A man of few words, the soft-spoken Quick is about as forthcoming as New York Rangers’ tight-lipped coach John Tortorella, deflecting questions like opposition slapshots.
”Well I don‘t, to be honest, really enjoy this,“ mumbled Quick. ”When I think of the final I don’t think of being here in front of you guys (media).
“I think of going and playing a hockey game at the highest level. That’s all I think about.”
Playing in one of hockey’s non-traditional markets, Quick has been able to go about his business in relative anonymity, happily evading the spotlight.
Hidden behind a mask and the traditional playoff beard, the 26-year-old American’s face is familiar only to the most dedicated Kings fans.
”On the West Coast we have a little less media coverage,“ said Kings forward Justin Williams. ”It’s just the way it works.
”If Quick was on the East Coast, people would know him a little bit more.
“His demeanor is very low-key.
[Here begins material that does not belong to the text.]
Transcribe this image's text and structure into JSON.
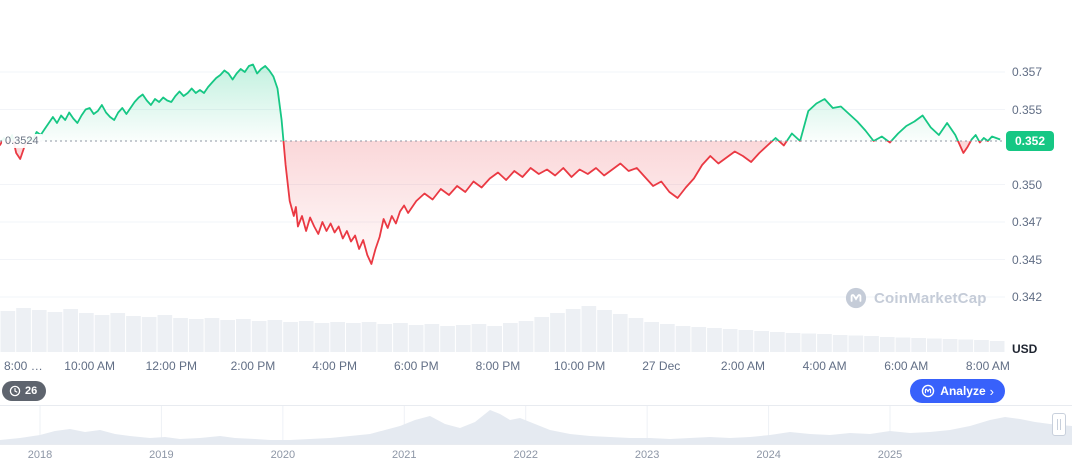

He is not a guy that will come in and say, ‘Look at me’. It’s more about the team but I think people are starting to find out how good he is.”
Quick has made fans and his peers take notice.
He has been the best puck-stopper in the playoffs with a miniscule 1.54 goals-against average, conceding two or fewer goals in 12 of 14 post-season contests.
He had 10 shutouts during the regular season and added two more in the playoffs.
”I wouldn’t say I was stealing games,“ said Quick. ”I think it was a team effort.
”We are a great defensive club. We’ve done that well for years, so I wouldn’t look at it as stealing games.
“My job is the same as it was in October, stop the puck. That’s it.”
Unlike Martin Brodeur, his opposite number in the New Jersey net who has embraced the spotlight as he savors what could be his final playoff appearance, Quick prefers his play on the ice to do most of the talking.
A Vezina Trophy finalist as the NHL’s top netminder and a top candidate for the Conn Smythe Trophy as the most valuable player in the playoffs, Quick has been instrumental in driving the eighth-seeded Kings into the finals for just the second time in the franchise’s 45-year history.
”He’s a really good goalie, he’s played at a high level for a few years now,“ said Brodeur. ”He got himself in a great position with a team and the system they play in. What I like about him is he’s an athlete.
“He’s a goalie who is going to make saves and not move. The puck is just not going to hit him, he’s going to go out and compete like crazy. He’s pretty spectacular to watch.”